After 2019, all lending for oil and gas projects will stop virtually in the developing world says World Bank on Tuesday, and send a powerful message to global producers that financial institutions are reassessing the risks of fossil fuel development.
On the occasion of the 2nd Anniversary of the signing of the United Nations Paris Agreement on Climate Change, in which countries committed to limit the rise in global average temperatures to less than 20C. An international climate summit hosted by French President Emmanuel Macron in Paris, where Jim Yong Kim, World Bank president made the announcement that we are determined to work with all of you to put the right policies in place, get market forces moving in the right direction, put the money on the table, and accelerate action. Exceptions will be made for natural gas developments in the poorest countries that need the fuel to provide access to energy for its citizens.

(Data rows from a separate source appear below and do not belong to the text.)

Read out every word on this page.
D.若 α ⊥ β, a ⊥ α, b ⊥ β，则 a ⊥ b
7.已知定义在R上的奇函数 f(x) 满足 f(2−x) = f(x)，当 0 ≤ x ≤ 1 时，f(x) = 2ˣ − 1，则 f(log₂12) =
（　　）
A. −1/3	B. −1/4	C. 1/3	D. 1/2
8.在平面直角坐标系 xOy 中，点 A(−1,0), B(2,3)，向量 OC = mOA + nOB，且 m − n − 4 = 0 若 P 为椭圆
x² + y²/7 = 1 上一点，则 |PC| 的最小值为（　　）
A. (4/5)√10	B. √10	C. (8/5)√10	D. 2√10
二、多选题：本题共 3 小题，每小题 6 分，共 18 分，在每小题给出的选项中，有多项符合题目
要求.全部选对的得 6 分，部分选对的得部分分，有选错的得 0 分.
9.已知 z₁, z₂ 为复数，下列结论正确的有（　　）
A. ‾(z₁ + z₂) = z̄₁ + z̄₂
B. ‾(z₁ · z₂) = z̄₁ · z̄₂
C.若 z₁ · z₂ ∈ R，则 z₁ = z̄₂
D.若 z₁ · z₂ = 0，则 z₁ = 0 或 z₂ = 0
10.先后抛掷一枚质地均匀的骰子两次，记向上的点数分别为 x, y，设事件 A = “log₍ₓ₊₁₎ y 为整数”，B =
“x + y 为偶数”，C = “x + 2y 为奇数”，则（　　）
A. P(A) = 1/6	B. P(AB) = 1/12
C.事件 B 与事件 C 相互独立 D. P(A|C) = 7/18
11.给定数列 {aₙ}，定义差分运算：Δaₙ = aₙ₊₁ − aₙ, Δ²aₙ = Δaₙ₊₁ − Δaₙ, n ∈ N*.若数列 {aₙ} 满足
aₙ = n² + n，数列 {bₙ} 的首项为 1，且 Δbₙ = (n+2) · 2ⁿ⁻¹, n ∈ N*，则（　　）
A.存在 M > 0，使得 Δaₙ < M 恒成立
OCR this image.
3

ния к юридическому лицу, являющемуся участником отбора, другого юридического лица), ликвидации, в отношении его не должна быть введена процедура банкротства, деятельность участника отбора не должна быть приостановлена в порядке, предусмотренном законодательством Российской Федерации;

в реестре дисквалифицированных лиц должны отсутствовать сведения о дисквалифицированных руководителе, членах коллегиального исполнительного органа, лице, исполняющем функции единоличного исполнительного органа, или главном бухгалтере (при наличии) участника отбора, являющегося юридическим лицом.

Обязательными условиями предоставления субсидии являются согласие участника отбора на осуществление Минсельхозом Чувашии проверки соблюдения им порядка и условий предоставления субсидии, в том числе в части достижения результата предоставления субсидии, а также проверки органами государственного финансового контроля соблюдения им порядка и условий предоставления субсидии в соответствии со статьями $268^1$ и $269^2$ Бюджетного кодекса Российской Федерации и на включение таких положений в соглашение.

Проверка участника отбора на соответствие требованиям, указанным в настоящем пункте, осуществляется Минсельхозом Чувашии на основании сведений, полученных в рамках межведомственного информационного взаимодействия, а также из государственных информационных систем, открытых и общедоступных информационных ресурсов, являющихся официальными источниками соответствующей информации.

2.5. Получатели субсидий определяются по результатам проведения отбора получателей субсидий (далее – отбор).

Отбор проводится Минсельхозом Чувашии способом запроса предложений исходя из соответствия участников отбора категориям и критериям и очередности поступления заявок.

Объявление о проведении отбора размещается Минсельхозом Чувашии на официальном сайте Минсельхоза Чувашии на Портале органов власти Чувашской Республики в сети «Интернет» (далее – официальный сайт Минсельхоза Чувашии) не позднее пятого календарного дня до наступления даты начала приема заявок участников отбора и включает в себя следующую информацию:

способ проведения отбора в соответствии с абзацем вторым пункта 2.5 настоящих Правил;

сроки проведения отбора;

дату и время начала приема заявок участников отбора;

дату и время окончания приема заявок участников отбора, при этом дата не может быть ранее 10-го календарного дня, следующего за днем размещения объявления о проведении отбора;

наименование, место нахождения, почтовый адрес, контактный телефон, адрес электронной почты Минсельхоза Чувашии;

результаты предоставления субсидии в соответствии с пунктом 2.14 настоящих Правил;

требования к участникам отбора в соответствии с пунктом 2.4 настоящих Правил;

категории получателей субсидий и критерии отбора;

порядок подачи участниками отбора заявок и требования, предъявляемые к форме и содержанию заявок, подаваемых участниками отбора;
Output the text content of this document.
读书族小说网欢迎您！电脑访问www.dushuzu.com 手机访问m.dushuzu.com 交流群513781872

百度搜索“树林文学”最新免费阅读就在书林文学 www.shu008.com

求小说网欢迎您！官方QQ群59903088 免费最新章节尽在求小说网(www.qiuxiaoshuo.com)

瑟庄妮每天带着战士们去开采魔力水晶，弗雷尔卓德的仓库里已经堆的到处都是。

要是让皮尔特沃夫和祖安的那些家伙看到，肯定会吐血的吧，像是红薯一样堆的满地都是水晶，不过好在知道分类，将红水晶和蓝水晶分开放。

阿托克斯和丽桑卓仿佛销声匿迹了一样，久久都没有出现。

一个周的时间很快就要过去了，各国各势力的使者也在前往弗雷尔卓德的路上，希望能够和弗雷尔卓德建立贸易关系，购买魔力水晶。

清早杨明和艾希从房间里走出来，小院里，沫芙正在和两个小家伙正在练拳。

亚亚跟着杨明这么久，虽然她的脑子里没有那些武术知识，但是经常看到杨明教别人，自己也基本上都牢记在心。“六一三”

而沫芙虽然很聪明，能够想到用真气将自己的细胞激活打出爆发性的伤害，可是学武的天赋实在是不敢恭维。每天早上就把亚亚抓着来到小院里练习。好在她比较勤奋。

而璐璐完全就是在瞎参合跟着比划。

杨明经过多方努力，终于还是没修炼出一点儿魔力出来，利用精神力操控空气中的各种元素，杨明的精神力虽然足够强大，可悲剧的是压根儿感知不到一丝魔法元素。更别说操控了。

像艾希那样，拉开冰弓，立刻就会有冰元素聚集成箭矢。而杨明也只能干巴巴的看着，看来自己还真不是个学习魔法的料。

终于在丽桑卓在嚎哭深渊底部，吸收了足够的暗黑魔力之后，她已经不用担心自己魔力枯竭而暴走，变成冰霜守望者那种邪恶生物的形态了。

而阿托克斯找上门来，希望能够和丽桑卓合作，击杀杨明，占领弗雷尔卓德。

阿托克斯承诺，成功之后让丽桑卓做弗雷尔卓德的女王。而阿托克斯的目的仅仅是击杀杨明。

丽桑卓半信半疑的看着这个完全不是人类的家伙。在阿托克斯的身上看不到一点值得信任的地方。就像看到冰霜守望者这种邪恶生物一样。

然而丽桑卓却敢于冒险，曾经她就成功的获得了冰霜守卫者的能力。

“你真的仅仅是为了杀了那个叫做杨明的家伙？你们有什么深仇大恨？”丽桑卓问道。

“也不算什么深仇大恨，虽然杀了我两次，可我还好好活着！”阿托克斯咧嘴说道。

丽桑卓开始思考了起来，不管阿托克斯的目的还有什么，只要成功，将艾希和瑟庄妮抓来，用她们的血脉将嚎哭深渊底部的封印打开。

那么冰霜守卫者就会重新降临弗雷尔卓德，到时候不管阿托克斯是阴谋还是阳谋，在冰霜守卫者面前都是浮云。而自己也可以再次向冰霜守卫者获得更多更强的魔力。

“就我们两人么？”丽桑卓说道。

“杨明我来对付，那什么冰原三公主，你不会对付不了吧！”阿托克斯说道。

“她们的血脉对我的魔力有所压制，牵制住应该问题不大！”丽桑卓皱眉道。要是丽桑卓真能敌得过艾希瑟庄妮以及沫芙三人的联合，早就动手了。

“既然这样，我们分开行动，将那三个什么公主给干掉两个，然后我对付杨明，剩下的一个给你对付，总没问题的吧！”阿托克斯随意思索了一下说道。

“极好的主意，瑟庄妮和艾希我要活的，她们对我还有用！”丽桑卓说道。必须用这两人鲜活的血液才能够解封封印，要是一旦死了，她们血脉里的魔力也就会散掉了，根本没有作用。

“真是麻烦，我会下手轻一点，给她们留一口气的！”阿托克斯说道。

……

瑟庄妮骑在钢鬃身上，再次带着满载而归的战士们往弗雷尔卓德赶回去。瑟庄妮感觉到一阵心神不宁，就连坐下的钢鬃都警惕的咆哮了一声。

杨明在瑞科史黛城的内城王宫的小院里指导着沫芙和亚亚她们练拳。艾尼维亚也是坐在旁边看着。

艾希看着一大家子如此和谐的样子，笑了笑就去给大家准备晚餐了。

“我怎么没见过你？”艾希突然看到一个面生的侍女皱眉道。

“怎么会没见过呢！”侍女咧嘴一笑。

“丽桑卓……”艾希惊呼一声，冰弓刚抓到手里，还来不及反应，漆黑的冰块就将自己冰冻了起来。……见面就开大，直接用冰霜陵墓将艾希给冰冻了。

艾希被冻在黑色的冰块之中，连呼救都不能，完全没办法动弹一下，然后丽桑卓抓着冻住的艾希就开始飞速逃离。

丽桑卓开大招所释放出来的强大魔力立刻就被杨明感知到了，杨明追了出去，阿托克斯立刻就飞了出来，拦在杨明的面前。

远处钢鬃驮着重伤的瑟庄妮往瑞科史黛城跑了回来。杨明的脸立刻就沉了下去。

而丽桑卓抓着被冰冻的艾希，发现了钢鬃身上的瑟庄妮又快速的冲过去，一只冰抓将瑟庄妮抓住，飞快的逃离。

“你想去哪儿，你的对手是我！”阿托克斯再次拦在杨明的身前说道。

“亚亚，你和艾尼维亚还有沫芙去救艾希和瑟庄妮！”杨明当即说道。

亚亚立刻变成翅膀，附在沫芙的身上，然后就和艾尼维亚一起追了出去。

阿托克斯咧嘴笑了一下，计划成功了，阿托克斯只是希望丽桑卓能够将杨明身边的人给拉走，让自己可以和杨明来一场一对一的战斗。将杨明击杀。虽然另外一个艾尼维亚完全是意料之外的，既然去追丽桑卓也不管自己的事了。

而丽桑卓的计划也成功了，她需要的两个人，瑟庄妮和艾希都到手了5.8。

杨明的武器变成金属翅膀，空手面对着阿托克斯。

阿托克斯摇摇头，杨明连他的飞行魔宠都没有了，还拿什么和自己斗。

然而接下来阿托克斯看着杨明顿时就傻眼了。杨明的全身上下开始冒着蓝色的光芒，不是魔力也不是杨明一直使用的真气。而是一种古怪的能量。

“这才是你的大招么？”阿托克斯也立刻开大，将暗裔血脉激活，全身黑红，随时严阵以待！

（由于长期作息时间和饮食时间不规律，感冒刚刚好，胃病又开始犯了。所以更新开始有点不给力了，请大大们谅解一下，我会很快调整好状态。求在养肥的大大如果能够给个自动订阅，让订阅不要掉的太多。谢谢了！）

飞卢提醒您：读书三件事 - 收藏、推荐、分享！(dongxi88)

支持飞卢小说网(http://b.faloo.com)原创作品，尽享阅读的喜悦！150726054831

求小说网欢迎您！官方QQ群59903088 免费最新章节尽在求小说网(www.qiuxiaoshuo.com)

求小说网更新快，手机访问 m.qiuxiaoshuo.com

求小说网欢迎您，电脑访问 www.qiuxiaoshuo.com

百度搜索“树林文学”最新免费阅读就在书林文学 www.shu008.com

Canada's delegate in Paris summit, Federal Environment Minister Mrs.Catherine McKenna said country will work with the World Bank to leverage private financing for developing countries that want to phase out coal-fired power, part of Ottawa's international effort to reduce coal use in the electricity sector. She added, Canada certainly pleased with the announcement by the World Bank.
Mrs. McKenna said that everyone should be concerned about risk exposure as we move forward, and we are in transition period where risks are extremely large, if you are still investing in things like coal and not considering the exposure you are bringing to your shareholders and your board. However, Canadian institutions are laggards in that regard says critics. A report released this week by German environmental group, Urgewald, list several Canadian financial companies or pension funds among the top 100 investors in the coal industry worldwide. Those include Sun Life Financial Inc., Power Financial Corp. and the Caisse de dépôt et placement du Québec.
Criticism faced by Export Development Canada (EDC) as they continued their support of the country's oil and gas producers, especially the oil sands industries, which has been the fastest-growing source of greenhouse gas emissions in Canada. Environmentalists insist EDC's efforts should be considered subsidies for the fossil fuel industry, which Canada has committed to phasing out. The EDC provided nearly $12bn (Canadian) in support for the oil and gas sector last year for services such as receivables insurance, and working capital insurance and other export-related financial products.